Novel Approach Earns USU Assistant Professor National Recognition

November 12, 2015
Dr. Stephanie Borrie

When two people talk, words are just one part of the conversation.

Another important part is “entrainment,” which refers to the natural tendency for conversational partners to modify their speech to sound more like one another. This involves adjusting elements such as speaking rate, tone and inflection, vocal loudness, and the overall melodic rhythm of speech. Entrainment is important for many cognitive, social, and emotional functions, leading either to successful conversation or, if disrupted, to conversational breakdowns. Despite the importance of entrainment to successful conversation, it has received limited attention in the field of speech pathology and the study of communication disorders.
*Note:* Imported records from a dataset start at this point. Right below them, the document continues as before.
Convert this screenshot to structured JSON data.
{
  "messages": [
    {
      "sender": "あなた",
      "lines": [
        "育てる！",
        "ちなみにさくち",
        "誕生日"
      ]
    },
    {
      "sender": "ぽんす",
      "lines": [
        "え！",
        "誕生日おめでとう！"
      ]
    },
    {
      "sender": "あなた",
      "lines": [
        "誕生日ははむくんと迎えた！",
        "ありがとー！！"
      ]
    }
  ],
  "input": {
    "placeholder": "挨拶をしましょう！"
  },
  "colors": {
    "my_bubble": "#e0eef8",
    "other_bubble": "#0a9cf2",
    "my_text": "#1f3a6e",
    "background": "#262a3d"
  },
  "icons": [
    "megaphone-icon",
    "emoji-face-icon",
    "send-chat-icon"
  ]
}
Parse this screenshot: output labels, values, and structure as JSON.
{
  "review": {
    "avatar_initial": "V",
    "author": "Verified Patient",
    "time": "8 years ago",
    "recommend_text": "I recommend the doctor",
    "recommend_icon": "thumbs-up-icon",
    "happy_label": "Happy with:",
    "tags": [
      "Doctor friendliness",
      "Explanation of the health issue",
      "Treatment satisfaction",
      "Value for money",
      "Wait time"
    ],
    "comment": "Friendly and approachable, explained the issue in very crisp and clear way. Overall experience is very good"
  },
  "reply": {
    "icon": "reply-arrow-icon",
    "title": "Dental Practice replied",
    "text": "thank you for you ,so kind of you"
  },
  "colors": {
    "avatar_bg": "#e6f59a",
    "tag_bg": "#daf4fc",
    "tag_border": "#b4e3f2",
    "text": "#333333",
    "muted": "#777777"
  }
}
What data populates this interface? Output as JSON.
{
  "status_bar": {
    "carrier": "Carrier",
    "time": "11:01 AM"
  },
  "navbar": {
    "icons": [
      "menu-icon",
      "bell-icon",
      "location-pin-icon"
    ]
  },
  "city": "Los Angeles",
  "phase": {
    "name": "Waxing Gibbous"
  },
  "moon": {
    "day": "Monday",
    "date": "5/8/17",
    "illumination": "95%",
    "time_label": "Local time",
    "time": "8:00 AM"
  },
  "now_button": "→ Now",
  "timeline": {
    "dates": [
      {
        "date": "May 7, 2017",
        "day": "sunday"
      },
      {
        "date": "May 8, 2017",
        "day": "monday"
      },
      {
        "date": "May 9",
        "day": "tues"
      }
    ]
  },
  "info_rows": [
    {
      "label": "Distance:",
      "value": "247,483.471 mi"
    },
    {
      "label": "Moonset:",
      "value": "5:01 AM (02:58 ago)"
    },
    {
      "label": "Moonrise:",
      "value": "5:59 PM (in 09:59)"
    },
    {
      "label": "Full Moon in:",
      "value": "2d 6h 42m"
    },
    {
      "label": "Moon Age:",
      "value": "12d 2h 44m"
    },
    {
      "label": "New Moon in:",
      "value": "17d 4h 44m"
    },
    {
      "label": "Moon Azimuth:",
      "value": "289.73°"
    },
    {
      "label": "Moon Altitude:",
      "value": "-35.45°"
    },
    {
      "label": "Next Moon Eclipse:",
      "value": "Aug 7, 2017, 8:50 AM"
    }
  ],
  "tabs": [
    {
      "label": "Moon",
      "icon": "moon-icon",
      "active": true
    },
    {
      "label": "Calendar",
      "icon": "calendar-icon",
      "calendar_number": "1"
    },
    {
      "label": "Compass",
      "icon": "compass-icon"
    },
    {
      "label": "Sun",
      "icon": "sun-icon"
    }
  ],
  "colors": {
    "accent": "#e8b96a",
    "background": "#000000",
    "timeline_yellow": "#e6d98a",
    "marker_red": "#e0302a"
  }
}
Recently, Dr. Stephanie Borrie proposed that entrainment deficits are likely a common feature of a range of communication disorders characterized by pathological speech behavior. As a first step to exploring speech entrainment in speech pathology, Dr. Borrie examined whether the presence of neurologically degraded speech, dysarthria, had any measureable effect on the spoken productions of healthy subjects. In this study, Dr. Borrie and co-author Dr. Liss (at Arizona State University) found that healthy people modified their speech in the direction of the pathological speech, supporting examination of entrainment as a viable target of investigation, with implications that could lead to new ways of diagnosing communication breakdowns. This paper, “Rhythm as a Coordinating Device: Entrainment with Disordered Speech”, earned her research resulted in national recognition from the American Speech-Language-Hearing Association by being awarded the Editors Award for best article published in the speech section of the journal during 2014. An article selected for an Editor’s Award is the one that the Editor and Associate Editor feel meets the highest quality standards in research design, presentation, and impact for a given year.

“The bulk of the message comes in the way we say things, not what we say,” Borrie said. “If we don’t entrain, there’s a general breakdown in the conversation.”

Borrie has gone on to study entrainment in real-life face-to-face conversations between healthy people, people with speech disorders, and people with foreign-accents. In a recent study published in Frontiers in Psychology, she showed that conversations involving people with speech disorders have much less entrainment than conversations with healthy native speakers. Further, she showed that conversational partners with less entrainment are also less effective in their communication exchange.   

More study is needed before entrainment can be used as a diagnostic tool, but Borrie said she and other researchers are following up on the findings. She and Liss will be presented with their article award during the American Speech-Language-Hearing Association Convention in Denver later this month. Borrie currently directs the Human Interaction Lab in the Department of Communicative Disorders and Deaf Education at Utah State University.